Gruman: How do you see the increased attention to CER affecting the care your constituents will receive in the future?
Perry Cohen: I believe that CER will improve the quality of health care and that better quality care is more cost effective. I think there is a role for patients in here. We have to take responsibility for whether we spend $11 of our own money for a pill not on the formulary or just pay the co-pay for the generic.
Gruman: Some professionals believe that patient groups are opposed to comparative effectiveness research. Do you think this is accurate?
Perry Cohen: I think most patient groups don't really get what CER is. Given this lack of understanding, yes, for many, their fears outweigh their hopes.

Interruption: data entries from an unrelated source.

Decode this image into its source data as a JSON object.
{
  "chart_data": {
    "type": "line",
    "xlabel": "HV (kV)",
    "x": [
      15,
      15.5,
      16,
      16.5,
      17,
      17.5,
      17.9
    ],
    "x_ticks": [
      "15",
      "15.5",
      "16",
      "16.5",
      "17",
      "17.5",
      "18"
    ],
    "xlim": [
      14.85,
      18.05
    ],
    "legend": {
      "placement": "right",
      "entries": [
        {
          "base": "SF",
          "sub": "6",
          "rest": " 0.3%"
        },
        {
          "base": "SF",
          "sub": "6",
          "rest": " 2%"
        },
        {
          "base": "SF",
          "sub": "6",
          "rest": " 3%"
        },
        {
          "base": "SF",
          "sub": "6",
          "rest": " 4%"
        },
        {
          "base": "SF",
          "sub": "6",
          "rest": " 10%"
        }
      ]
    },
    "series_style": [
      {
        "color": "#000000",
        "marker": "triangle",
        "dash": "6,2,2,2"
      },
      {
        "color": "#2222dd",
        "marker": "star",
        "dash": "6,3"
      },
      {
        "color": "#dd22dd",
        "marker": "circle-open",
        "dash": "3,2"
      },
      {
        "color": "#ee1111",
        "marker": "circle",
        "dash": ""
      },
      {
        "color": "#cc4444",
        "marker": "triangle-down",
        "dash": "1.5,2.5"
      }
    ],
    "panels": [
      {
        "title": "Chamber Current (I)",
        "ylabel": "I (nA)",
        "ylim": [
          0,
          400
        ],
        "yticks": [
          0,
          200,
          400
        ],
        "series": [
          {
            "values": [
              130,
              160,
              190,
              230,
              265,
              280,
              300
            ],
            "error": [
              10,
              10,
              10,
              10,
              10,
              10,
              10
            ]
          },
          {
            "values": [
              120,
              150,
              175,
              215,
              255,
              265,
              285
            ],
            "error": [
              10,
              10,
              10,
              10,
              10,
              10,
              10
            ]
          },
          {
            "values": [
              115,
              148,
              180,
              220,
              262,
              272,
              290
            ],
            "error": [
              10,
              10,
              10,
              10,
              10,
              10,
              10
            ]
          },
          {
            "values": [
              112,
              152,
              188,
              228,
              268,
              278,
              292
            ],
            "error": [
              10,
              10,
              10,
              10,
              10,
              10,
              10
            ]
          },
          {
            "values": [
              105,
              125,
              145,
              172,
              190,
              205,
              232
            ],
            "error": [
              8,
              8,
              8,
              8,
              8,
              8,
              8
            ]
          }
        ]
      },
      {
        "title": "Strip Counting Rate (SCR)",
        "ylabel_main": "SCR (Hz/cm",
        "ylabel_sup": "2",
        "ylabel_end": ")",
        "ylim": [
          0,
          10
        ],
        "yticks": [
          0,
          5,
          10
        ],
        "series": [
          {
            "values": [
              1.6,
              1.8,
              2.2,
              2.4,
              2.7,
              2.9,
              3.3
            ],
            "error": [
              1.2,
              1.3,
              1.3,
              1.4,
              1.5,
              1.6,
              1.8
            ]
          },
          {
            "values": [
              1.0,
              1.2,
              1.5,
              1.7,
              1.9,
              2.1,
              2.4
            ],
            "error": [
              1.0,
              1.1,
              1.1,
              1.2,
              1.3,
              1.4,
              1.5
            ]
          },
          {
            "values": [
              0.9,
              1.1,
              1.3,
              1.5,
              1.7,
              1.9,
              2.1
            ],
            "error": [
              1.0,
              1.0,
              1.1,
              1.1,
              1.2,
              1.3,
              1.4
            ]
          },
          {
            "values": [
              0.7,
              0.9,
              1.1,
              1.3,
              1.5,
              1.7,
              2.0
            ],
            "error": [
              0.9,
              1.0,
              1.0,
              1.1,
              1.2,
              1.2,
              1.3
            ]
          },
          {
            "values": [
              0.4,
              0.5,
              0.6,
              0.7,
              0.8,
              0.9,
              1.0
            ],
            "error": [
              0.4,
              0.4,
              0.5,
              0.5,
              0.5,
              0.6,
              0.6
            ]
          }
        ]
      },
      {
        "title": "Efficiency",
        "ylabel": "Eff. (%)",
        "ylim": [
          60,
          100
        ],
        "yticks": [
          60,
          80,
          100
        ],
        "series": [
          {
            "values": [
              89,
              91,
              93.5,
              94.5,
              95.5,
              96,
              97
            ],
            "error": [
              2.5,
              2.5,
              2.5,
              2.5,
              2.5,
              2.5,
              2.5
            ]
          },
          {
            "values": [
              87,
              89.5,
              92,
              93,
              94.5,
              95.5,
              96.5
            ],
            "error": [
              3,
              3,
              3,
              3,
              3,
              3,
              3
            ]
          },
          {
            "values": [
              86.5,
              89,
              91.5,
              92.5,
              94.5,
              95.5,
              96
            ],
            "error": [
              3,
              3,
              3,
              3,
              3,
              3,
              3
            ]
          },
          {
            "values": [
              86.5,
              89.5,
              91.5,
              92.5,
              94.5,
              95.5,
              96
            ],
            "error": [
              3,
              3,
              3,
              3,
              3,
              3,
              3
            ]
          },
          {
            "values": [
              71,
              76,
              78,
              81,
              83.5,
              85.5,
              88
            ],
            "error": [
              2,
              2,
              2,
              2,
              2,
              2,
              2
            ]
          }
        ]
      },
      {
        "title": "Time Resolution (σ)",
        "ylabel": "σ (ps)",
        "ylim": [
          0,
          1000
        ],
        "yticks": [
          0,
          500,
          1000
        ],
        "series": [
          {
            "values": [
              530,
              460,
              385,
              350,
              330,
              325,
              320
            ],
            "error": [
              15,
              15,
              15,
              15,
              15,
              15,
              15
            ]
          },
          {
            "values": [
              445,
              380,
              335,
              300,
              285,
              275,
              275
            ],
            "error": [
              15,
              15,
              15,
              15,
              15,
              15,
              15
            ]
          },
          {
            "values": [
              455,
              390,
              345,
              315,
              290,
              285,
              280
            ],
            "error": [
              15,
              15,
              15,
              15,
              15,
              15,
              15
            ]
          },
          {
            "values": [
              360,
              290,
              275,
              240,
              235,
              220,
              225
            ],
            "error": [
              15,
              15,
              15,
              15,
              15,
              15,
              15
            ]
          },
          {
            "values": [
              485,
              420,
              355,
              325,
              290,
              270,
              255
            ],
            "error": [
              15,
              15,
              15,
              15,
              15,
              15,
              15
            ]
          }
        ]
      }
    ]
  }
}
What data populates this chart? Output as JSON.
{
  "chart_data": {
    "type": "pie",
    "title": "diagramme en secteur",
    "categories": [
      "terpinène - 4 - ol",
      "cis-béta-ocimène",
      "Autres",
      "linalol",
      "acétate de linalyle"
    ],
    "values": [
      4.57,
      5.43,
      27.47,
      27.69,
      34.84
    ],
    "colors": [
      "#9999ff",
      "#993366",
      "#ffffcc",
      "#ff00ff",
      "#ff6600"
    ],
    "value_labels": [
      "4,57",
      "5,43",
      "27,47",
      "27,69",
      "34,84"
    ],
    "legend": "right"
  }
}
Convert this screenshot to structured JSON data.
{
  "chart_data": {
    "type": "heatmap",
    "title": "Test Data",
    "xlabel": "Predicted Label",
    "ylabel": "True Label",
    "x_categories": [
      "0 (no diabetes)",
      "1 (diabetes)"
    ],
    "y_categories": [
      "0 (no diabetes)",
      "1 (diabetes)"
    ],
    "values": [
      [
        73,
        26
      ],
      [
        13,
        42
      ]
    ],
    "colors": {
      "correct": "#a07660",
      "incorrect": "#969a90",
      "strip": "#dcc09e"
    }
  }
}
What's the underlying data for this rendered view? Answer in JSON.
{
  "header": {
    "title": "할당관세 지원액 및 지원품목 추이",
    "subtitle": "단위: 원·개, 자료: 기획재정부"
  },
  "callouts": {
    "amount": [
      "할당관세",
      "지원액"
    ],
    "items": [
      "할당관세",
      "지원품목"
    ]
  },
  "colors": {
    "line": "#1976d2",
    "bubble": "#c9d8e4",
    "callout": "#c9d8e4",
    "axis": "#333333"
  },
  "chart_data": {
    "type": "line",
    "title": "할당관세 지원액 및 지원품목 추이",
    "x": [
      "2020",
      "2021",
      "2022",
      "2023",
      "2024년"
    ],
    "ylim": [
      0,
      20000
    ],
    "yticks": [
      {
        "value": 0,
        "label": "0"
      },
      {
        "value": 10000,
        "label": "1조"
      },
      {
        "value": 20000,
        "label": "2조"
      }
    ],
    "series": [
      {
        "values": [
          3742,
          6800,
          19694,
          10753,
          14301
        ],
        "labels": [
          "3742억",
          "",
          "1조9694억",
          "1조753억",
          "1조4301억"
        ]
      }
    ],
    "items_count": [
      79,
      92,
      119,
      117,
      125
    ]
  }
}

Gruman: What do you think the public's opinion is about CER?
Perry Cohen: The public doesn't understand what it is. Further, I think that the public expects that doctors already know which treatments are better ' that's why they are recommending them.
The truth is that evidence is not often unequivocal. For the most part, it is primarily specialists that keep up with all the evidence. Too much of the evidence comes from commercial sources; the standards for quality of the evidence are limited in their applicability; risk-benefit tradeoffs are highly individualized and situational. Informed patients often know as much as physicians about the evidence, and their knowledge comes from different sources'1st hand from daily living with the condition and participation in clinical research.
Gruman: What are your fears and hopes for CER?
Perry Cohen: It would be nice to know if a treatment is totally worthless or that there are truly horrible side effects to a treatment or that a treatment really won't help slow the disease or relieve the symptom it's aimed at.
I've heard experts suggest that one of the barriers to higher quality health care is the gap between knowing and doing. I believe that the function of CER is to try to fill in parts of that know-do gap. It is a critical operational component of the rational, efficient health care delivery system that we need.
My fear is that CER will become a heavy handed, green eye shade tool for arbitrary cuts in service, based on equivocal information without regard to individual differences in response to medicine.
My hope is that the same amount of energy and creativity that has gone into advancing biomedical science for better treatments will be devoted to the management of this innovation. Information and communication technology provide new sources of data to capture patient observations, to compile the data from electronic medical records and personal health records and deliver comparative data to the point of service to aid individuals' choices on treatment options.